The Court of Appeal ruled recently that it was not unlawful to sack a man because he wore a ponytail, despite the fact that female employees were not subject to a comparable sanction.
At first glance this decision appears to fall foul of the Sex Discrimination Act 1975, which states that: "a person discriminates against a woman if on the grounds of sex he treats her less favourably than he treats or would treat a man". The provision applies equally to discrimination directed at men.
The Court of Appeal's decision involved a young man who worked on a delicatessen counter at Safeway, the supermarket chain. All employees were subject to a smart-dress code that differed in its application between men and women.
Male employees were not permitted unconventional hair colouring or styles. The hair was expected to be tidy and not below collar length. Female employees were not precluded from having long hair, but were expected to keep shoulder-length hair clipped back. They too were denied unconventional hairstyles or colouring.

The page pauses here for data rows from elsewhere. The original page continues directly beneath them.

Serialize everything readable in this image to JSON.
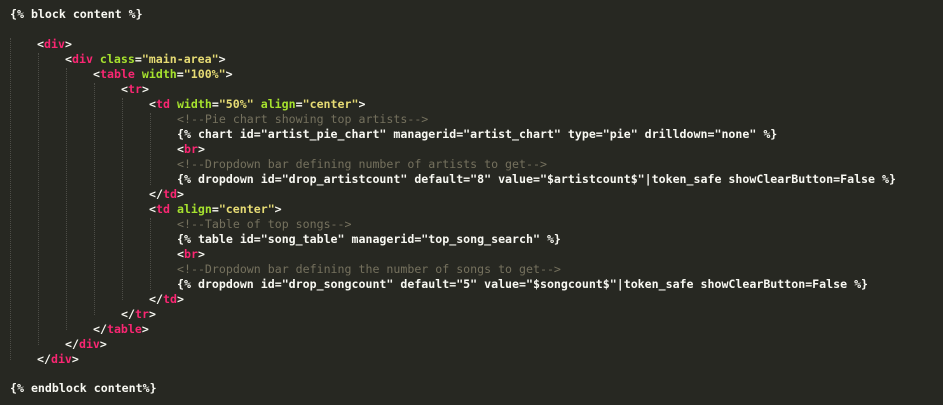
{
  "editor": {
    "theme_colors": {
      "background": "#272822",
      "tag": "#f92672",
      "attribute": "#a6e22e",
      "string": "#e6db74",
      "comment": "#75715e",
      "text": "#f8f8f2"
    },
    "lines": {
      "l1": "{% block content %}",
      "l3": {
        "tag": "div"
      },
      "l4": {
        "tag": "div",
        "attr": "class",
        "value": "\"main-area\""
      },
      "l5": {
        "tag": "table",
        "attr": "width",
        "value": "\"100%\""
      },
      "l6": {
        "tag": "tr"
      },
      "l7": {
        "tag": "td",
        "attr1": "width",
        "value1": "\"50%\"",
        "attr2": "align",
        "value2": "\"center\""
      },
      "l8": "<!--Pie chart showing top artists-->",
      "l9": "{% chart id=\"artist_pie_chart\" managerid=\"artist_chart\" type=\"pie\" drilldown=\"none\" %}",
      "l10": {
        "tag": "br"
      },
      "l11": "<!--Dropdown bar defining number of artists to get-->",
      "l12": "{% dropdown id=\"drop_artistcount\" default=\"8\" value=\"$artistcount$\"|token_safe showClearButton=False %}",
      "l13": {
        "tag": "td"
      },
      "l14": {
        "tag": "td",
        "attr": "align",
        "value": "\"center\""
      },
      "l15": "<!--Table of top songs-->",
      "l16": "{% table id=\"song_table\" managerid=\"top_song_search\" %}",
      "l17": {
        "tag": "br"
      },
      "l18": "<!--Dropdown bar defining the number of songs to get-->",
      "l19": "{% dropdown id=\"drop_songcount\" default=\"5\" value=\"$songcount$\"|token_safe showClearButton=False %}",
      "l20": {
        "tag": "td"
      },
      "l21": {
        "tag": "tr"
      },
      "l22": {
        "tag": "table"
      },
      "l23": {
        "tag": "div"
      },
      "l24": {
        "tag": "div"
      },
      "l26": "{% endblock content%}"
    }
  }
}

The court took the view that the decision to sack the employee for failing to discard his ponytail did not amount to unlawful discrimination. It held that all employees were equally subject to a smart-dress code that required employees to adopt a conventional appearance. This, however, did not mean that employers had to adopt every element of that code equally to both men and women, on the grounds that what is both conventional and smart for one sex is not necessarily so for the other.
The decision follows a ruling made in 1977, which established the legal guidelines on what constitutes an acceptable dress code. The ruling confirmed that it is not discriminatory for an employer to prohibit female employees from wearing trousers, even though their male counterparts, who were subject to a dress code, may not be subject to the same restriction.

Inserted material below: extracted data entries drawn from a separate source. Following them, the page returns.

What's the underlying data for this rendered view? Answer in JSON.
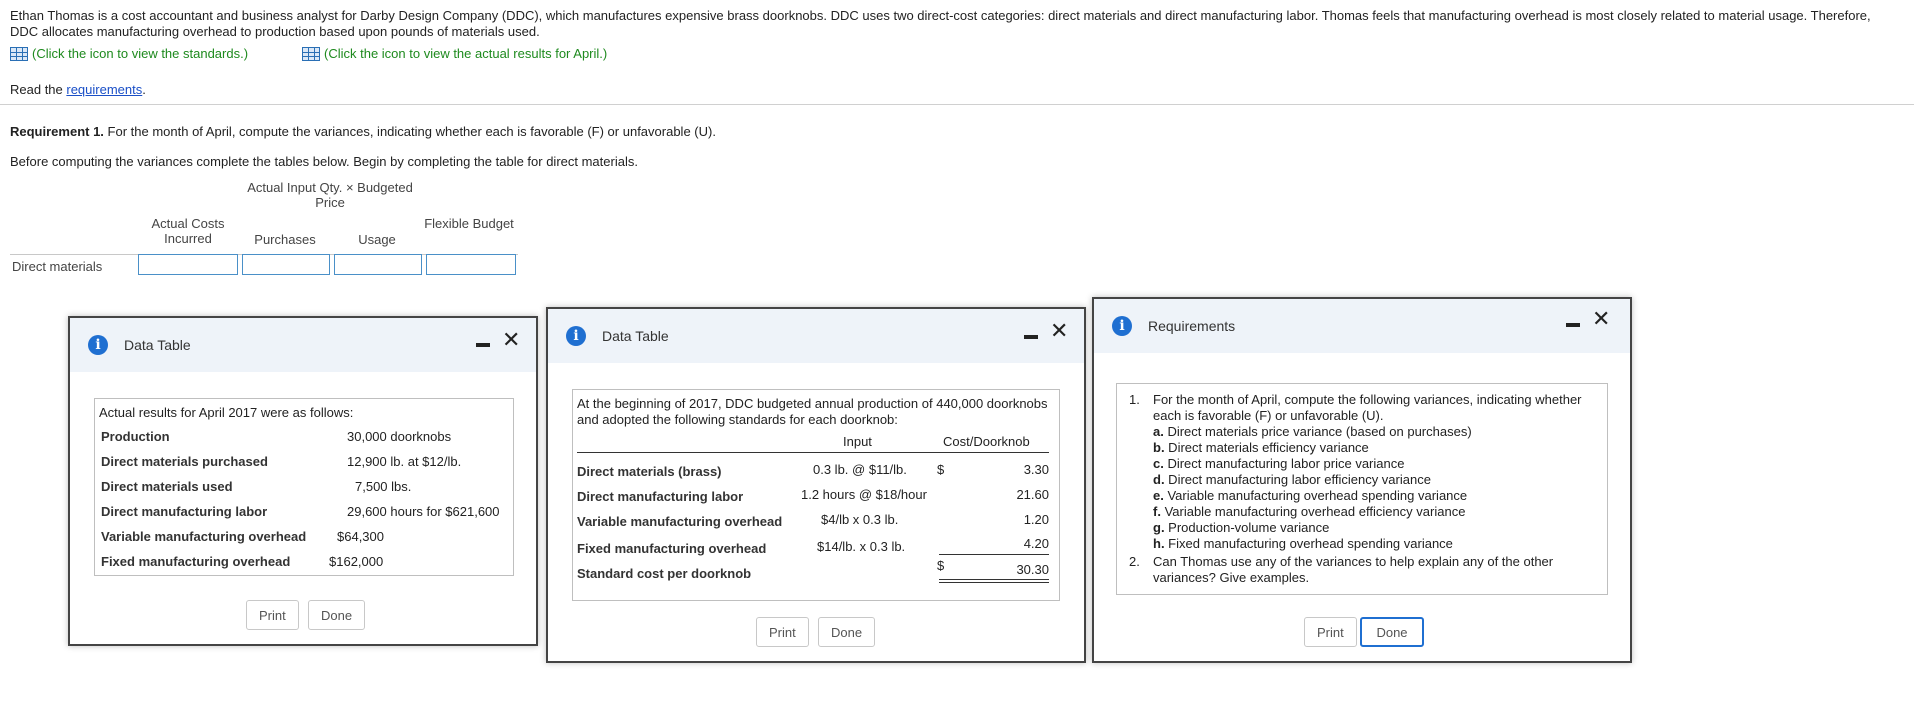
{
  "intro_text": "Ethan Thomas is a cost accountant and business analyst for Darby Design Company (DDC), which manufactures expensive brass doorknobs. DDC uses two direct-cost categories: direct materials and direct manufacturing labor. Thomas feels that manufacturing overhead is most closely related to material usage. Therefore, DDC allocates manufacturing overhead to production based upon pounds of materials used.",
  "links": {
    "standards": "(Click the icon to view the standards.)",
    "actual": "(Click the icon to view the actual results for April.)"
  },
  "read": {
    "prefix": "Read the ",
    "link": "requirements",
    "suffix": "."
  },
  "requirement1": {
    "label": "Requirement 1.",
    "text": " For the month of April, compute the variances, indicating whether each is favorable (F) or unfavorable (U)."
  },
  "before_text": "Before computing the variances complete the tables below. Begin by completing the table for direct materials.",
  "table": {
    "group_header": "Actual Input Qty. × Budgeted Price",
    "col_actual": "Actual Costs Incurred",
    "col_purchases": "Purchases",
    "col_usage": "Usage",
    "col_flexible": "Flexible Budget",
    "row_label": "Direct materials",
    "inputs": [
      "",
      "",
      "",
      ""
    ]
  },
  "win_actual": {
    "title": "Data Table",
    "heading": "Actual results for April 2017 were as follows:",
    "rows": [
      {
        "label": "Production",
        "value": "30,000 doorknobs"
      },
      {
        "label": "Direct materials purchased",
        "value": "12,900 lb. at $12/lb."
      },
      {
        "label": "Direct materials used",
        "value": "7,500 lbs."
      },
      {
        "label": "Direct manufacturing labor",
        "value": "29,600 hours for $621,600"
      },
      {
        "label": "Variable manufacturing overhead",
        "value": "$64,300"
      },
      {
        "label": "Fixed manufacturing overhead",
        "value": "$162,000"
      }
    ],
    "print": "Print",
    "done": "Done"
  },
  "win_standards": {
    "title": "Data Table",
    "heading": "At the beginning of 2017, DDC budgeted annual production of 440,000 doorknobs and adopted the following standards for each doorknob:",
    "col_input": "Input",
    "col_cost": "Cost/Doorknob",
    "rows": [
      {
        "label": "Direct materials (brass)",
        "input": "0.3 lb. @ $11/lb.",
        "dollar": "$",
        "cost": "3.30"
      },
      {
        "label": "Direct manufacturing labor",
        "input": "1.2 hours @ $18/hour",
        "dollar": "",
        "cost": "21.60"
      },
      {
        "label": "Variable manufacturing overhead",
        "input": "$4/lb x 0.3 lb.",
        "dollar": "",
        "cost": "1.20"
      },
      {
        "label": "Fixed manufacturing overhead",
        "input": "$14/lb. x 0.3 lb.",
        "dollar": "",
        "cost": "4.20"
      }
    ],
    "total_label": "Standard cost per doorknob",
    "total_dollar": "$",
    "total_cost": "30.30",
    "print": "Print",
    "done": "Done"
  },
  "win_requirements": {
    "title": "Requirements",
    "item1_num": "1.",
    "item1_text": "For the month of April, compute the following variances, indicating whether each is favorable (F) or unfavorable (U).",
    "subitems": [
      {
        "letter": "a.",
        "text": " Direct materials price variance (based on purchases)"
      },
      {
        "letter": "b.",
        "text": " Direct materials efficiency variance"
      },
      {
        "letter": "c.",
        "text": " Direct manufacturing labor price variance"
      },
      {
        "letter": "d.",
        "text": " Direct manufacturing labor efficiency variance"
      },
      {
        "letter": "e.",
        "text": " Variable manufacturing overhead spending variance"
      },
      {
        "letter": "f.",
        "text": " Variable manufacturing overhead efficiency variance"
      },
      {
        "letter": "g.",
        "text": " Production-volume variance"
      },
      {
        "letter": "h.",
        "text": " Fixed manufacturing overhead spending variance"
      }
    ],
    "item2_num": "2.",
    "item2_text": "Can Thomas use any of the variances to help explain any of the other variances? Give examples.",
    "print": "Print",
    "done": "Done"
  }
}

Likewise, a female nurse failed to establish that there was sex discrimination involved when disciplinary action was taken against her for failing to wear her uniform cap. The nurse sought to argue that being forced to wear a cap was demeaning, and as male nurses were not subject to the requirement it was discriminatory. The industrial tribunal rejected this argument, pointing out that male nurses were also subject to a dress code even if its content differed to that applied to female nurses.
The Safeway case has re-established the notion that employers should retain a degree of discretion over what constitutes acceptable dress code and are entitled to make distinctions between the sexes when enforcing it. But this may not be the end of the argument. One issue raised in the Safeway case is the extent to which social attitudes have changed since the 1977 ruling was made.
The argument, which may well gain momentum in future years, is that as society is becoming increasingly tolerant of practices such as men wearing earrings or women wearing trousers, employers have reduced scope for treating the sexes differently in such respects.
The culture of the organisation itself is likely to dictate what constitutes a conventional dress code. A male executive at a record company or advertising agency may be in a stronger position to argue that a ponytail does not contravene the organisation's dress code than, say, a merchant banker.
It seems likely the debate, as to whether an employer's dress code which differs in its application to men and women continues to apply equivalent and comparable restrictions on both sexes, will continue in the light of changing social conventions. A policy which ceases to do so may leave the employer open to future claims of sex discrimination.
Sex discrimination claims should be submitted to the industrial tribunal within three months of the date on which the act of discrimination took place. Late applications are usually time-barred and legal aid is not available for pursuing such claims. Awards of compensation, unlike claims for unfair dismissal, are not subject to any limit.